À onze ans seulement, David O’Connor avait traversé l’Amérique du Nord à cheval d’est en ouest. Dès lors, il n’est étonnant que le cavalier américain ait triomphé à l’époque des concours complets de long format. Son épouse Karen et lui ont longtemps incarné le couple star de la discipline aux États-Unis, contribuant même ensemble à décrocher deux médailles olympiques – parmi les trois qu’il a gagnées – avec l’équipe américaine. Aujourd’hui retraité du grand sport et après une seconde carrière menée dans l’administration sportive, il emploie désormais sa précieuse expérience au profit de la formation.



Sacré champion olympique à Sydney en l’an 2000, David O’Connor s’est retiré du haut niveau en 2004, avant d’officier en tant que président de la fédération équestre des États-Unis durant les huit années suivantes. Désormais, le complétiste américain occupe la majeure partie de son temps à former des jeunes chevaux, entraîner des cavaliers et construire des parcours. Une progression qu’il conçoit comme la suite logique de son évolution. “Je suis dans le milieu depuis quarante-cinq ans. Au fur et à mesure que le temps passe, les objectifs changent. Désormais, c’est en tant qu’entraîneur que je m’épanouie”, affirme l’homme de cheval de cinquante-neuf ans, qui préside le comité technique de concours complet de la Fédération équestre internationale (FEI) depuis novembre 2017, après avoir déjà été membre du bureau de 2008 à 2011. 

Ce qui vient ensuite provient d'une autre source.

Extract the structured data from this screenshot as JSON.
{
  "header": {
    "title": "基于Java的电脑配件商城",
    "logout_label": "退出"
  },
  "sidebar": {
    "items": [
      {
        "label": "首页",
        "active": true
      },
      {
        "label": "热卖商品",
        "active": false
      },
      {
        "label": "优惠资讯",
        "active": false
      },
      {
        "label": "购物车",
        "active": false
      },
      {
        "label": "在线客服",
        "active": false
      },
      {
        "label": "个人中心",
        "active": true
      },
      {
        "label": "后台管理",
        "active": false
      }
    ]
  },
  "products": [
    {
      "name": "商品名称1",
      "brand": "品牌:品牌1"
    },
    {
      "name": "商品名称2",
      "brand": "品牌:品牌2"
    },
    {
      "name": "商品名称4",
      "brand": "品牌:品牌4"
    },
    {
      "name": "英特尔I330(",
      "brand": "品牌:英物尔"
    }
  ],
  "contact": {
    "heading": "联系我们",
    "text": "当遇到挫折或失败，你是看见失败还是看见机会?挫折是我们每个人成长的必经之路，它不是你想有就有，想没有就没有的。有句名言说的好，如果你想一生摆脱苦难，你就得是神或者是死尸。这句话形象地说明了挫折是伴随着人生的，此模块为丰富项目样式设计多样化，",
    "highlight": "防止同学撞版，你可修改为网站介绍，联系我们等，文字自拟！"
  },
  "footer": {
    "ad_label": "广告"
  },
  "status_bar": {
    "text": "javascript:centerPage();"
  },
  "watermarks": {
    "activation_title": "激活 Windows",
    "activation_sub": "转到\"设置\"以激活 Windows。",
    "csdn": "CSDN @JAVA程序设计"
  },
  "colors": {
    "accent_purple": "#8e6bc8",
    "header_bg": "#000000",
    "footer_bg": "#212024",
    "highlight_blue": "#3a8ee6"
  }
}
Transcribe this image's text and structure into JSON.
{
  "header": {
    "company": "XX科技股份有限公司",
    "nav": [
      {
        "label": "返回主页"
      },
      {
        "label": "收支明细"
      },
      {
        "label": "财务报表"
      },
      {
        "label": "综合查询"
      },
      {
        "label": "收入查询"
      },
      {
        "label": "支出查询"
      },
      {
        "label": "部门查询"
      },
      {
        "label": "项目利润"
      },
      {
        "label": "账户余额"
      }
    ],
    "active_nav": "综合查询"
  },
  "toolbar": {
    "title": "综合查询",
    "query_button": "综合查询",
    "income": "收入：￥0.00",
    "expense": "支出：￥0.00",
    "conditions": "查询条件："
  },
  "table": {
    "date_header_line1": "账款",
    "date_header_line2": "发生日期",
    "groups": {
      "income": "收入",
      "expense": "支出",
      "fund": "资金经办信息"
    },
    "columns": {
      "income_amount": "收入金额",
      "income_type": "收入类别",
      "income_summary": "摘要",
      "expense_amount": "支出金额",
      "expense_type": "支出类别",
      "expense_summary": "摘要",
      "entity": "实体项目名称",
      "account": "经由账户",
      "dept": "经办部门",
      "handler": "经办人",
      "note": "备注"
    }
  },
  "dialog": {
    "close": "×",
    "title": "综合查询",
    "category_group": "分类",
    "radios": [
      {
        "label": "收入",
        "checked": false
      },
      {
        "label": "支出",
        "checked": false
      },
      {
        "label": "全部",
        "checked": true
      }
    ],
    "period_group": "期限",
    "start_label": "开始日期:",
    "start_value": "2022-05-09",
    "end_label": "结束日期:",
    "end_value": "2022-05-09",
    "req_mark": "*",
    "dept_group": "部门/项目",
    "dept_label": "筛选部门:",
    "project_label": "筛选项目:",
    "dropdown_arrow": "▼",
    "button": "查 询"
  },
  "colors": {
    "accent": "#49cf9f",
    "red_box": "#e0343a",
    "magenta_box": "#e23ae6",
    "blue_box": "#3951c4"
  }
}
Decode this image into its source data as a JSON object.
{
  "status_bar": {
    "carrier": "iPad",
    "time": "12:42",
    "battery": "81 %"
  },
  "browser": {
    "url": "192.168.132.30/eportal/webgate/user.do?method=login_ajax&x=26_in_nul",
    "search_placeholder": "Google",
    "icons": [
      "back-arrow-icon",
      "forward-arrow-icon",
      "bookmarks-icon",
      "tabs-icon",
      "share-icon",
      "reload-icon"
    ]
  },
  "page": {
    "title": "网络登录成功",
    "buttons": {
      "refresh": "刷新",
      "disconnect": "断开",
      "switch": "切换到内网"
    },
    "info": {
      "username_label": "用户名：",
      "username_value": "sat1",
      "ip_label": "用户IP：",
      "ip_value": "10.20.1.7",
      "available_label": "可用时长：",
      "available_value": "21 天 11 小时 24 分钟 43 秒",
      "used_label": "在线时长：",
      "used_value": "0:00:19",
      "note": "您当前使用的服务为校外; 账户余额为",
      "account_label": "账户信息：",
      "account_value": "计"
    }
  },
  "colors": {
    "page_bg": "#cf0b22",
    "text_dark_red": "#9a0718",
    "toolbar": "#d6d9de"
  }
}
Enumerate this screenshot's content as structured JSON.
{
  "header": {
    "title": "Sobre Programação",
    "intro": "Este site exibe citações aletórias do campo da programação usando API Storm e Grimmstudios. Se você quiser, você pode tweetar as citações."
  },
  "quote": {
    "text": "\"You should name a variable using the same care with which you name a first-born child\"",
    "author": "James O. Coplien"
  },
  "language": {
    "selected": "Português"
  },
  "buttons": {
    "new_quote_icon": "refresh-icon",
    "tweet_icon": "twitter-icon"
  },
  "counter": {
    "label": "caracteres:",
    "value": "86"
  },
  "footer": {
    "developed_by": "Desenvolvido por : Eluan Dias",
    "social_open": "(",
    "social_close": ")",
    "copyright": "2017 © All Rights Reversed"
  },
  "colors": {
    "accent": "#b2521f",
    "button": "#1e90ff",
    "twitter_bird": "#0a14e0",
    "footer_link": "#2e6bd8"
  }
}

La passion des chevaux n’est pas une affaire si ancienne dans la famille O’Connor. “Élevée dans la banlieue de Londres, ma mère montait à cheval de temps à autre, mais elle ne s’est vraiment mise à l’équitation que lorsqu’elle est arrivée aux États-Unis. Mon père, qui travaillait dans la marine, n’avait aucune affinité particulière avec les chevaux. Mais mon frère Brian et moi fréquentions le poney-club du coin lorsque nous étions enfants et c’est ainsi que tout a commencé”, explique-t-il. Sa mère, Sally O’Connor, est devenue cavalière de dressage, juge et auteure, tandis que Brian est le commentateur de sports équestres à la voix la plus reconnaissable des États-Unis. David est quant à lui devenu l’un des cavaliers de concours complet les plus performants de la planète, très admiré pour les couples durables et fructueux qu’il a construits avec une brillante série de chevaux.

Enfant, David O’Connor n’était guère animé de très grandes ambitions. “Comme nous n’étions pas riches, je n’ai jamais pensé que les chevaux feraient partie de ma vie”, explique-t-il. Le destin est intervenu en sa faveur lorsqu’il avait dix-sept ans. Repéré par le légendaire cavalier olympique et entraîneur Jack Le Goff, Normand expatrié aux États-Unis de 1968 à 1984, il participe à des séances de perfectionnement organisées par la Fédération américaine dans le Massachusetts et est invité à y rester. “Ce fut une superbe opportunité, une porte qui s’est ouverte et que je me suis empressé de franchir! J’y suis resté quatre ans et demi et je n’ai aucune idée d’où la vie m’aurait mené si je n’avais pas eu cette chance”, assure-t-il.

Parmi les héros de son adolescence, David O’Connor cite volontiers Jimmy Wofford, Mike Plumb et Bruce Davidson “qui dominait le circuit international à l’époque”. David a toujours conservé un lien solide avec Jimmy Wofford, qu’il qualifie de mentor et grand ami. Tout comme la sienne, sa carrière a presque entièrement embrassé l’ère du concours complet de long format, très différent de ce à quoi sont aujourd’hui confrontés chevaux et cavaliers. L’ancien format, déjà étendu sur trois jours, débutait par l’épreuve de dressage, suivie des routiers, du steeplechase et du cross qui composaient le test de fond, puis d’un parcours de saut d’obstacles. “J’ai gagné le dernier long format de l’histoire des Jeux olympiques, à Sydney en 2000, ainsi que des championnats du monde, à Jerez de la Frontera en 2002. J’ai donc vécu le passage au sport moderne”, souligne-t-il. “Il existe de réelles différences entre les parcours de cross de l’époque et ceux d’aujourd’hui. L’effort à fournir y est plus intense, ce qui fait que les chevaux peuvent s’essouffler rapidement si les cavaliers gèrent mal leur vitesse. Avant, les chevaux étaient plus fins et près du sang. Aujourd’hui, il s’agit davantage de pouvoir tourner facilement, avec précision, et d’être capable de sauter des obstacles étroits. La maniabilité est plus importante que les capacités athlétiques, lesquelles ont longtemps primé. Il y a aussi une grande différence entre le fait de s’élancer sur un parcours de saut d’obstacles après ou avant (comme ce peut être le cas dans les actuels formats courts, ndlr) le cross”, ajoute-t-il. 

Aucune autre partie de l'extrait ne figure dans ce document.